Archive for November 12, 2013

Artist of the moment…..Inagaki Tomoo

Inagaki Tomoo was a Japanese printmaker born in Tokyo, Japan in the year 1902. Like many other sosaku- hanga artists he was inspired and mentored by Koshiro Onchi and Un-ichi Hiratsuka. Tomoo was a renown printmaker working with many subjects from landscapes, animals, and florals.

For his working process Tomoo would make preliminary drawings using grid lines to make sure items were located with a great sense of design.

Inagaki Tomoo studied with print master Hamada Masuji. He also went to an art high school. After this he opened his own design studio, but this dream was interrupted by the demands of World War Two.

The artist began to have his work published in 1924 appearing in a leading arts magazine titled shi to hanga that featured sosaku- hanga artists and focused on visual arts  (printmaking in particular) and poetry.

Very few print artists during this era were able to make a living entirely from their prints. Inagaki Tomoo worked in a steel factory and also taught art at the high school art.

Tomoo is renown for his prints of animals. Tomoo was  legendary for his portrayal of cats. The artist worked with other animals, but his cats are the most renown. He began to print them in the 1950s.

Tomoo flourished the most in his career in the 1950s.

Inagaki Tomoo passed away in 1980.

Price range information: Works range from $500 to $5,000.

Love those cats!


Artist of the moment……Peter Sevoga

Peter Sevoga was an Inuit artist born in Baker Lake, Nunavut Territory, Canada in the year 1940. The artist was successful and well known in the art world before he was thirty years old. For his subject matter Peter Sevoga worked with the mother and child theme frequently. Sevoga also enjoyed creating works showing a shaman changing forms.

Price range information: Works range fromm $2,000 to $6,000.

Peter Sevoga worked in many mediums including fabric wall hangings and as a printmaker.

The artist had a half brother named Thomas Sevoga who was also based in Baker Lake.

Peter Sevoga passed away in 2007.

I love the mother and child theme with Kenojuak Ashevak’s work being supreme. Sevoga’s characters have wonderful facial expressions and the mother and child shape as a whole is very intriguing.


Artist of the moment…..George Biddle

George Biddle was an America artist born in Philadelphia, Pennsylvania in the year 1885. Biddle was one of America’s first “social realist” painters and took part in the Works Progress Administration painting murals. Biddle received a college degree from Harvard where he studied law. The artist passed the bar in Pennsylvania.

George Biddle moved to Paris, France and enrolled at the Academie Julian. Biddle then moved back to the United States and enrolled at the Philadelphia Academy of the Fine Arts. The artist then went to Munich, Germany where he studied printmaking.

Biddle moved back to the United States where he got married and joined the army. His marriage failed and Biddle traveled to Tahiti to forget his troubles.
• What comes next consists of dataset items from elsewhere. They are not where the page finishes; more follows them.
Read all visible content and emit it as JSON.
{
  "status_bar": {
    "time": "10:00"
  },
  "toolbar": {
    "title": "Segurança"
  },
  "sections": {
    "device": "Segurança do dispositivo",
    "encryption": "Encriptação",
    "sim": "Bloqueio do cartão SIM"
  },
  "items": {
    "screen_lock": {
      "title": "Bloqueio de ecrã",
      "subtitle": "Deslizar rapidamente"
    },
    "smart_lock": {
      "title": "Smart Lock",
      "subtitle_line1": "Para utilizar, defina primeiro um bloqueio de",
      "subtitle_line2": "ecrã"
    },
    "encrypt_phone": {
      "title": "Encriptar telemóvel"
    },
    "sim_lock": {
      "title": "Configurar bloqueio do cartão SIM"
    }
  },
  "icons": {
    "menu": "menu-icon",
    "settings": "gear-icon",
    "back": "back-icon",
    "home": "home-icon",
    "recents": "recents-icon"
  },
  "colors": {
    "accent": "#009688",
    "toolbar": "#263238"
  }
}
Biddle moved to New York City and made a great name for himself as an artist with many successful shows. The artist also married for the second time.

Price range information:  Works range from $3,000 to $30,000. The artist worked in oils, watercolor, and also worked with lithography.

Biddle then moved back to Paris, France to further his art studies and worked as a printmaker. The artist met Diego Rivera and was moved by the messages of Rivera and his fellow muralist painters. Biddle was inspired to return to the United States and complete some murals of his own. He vowed to make his work political and social in nature, similar to what he saw in his travels with Rivera.

In this clip a great montage of works by George Biddle:

His second marriage ended and he would begin a new relationship with an artist named Helene Sardeau. The couple  moved to Rome, Italy where both artists worked vigorously exploring new medium. The couple then returned to Biddle’s estate in the U.S. Biddle prepared his idea to create a mural program similar to the one he saw implemented in Mexico. Biddle explained his idea to Franklin Delano Roosevelt, the president of the United States. The president favored the idea and began the program.

Biddle’s first mural was in 1933, for the Chicago World’s Fair.

Biddle was even assigned to be the head of United States War Artists. He produced several drawings and watercolors of the war front.

George Biddle passed away in 1973.

Though I have written before about the WPA and some of its artists, I had no idea the arts program here was patterned after what George Biddle had witnessed on his trips to Mexico and by being friends with Diego Rivera.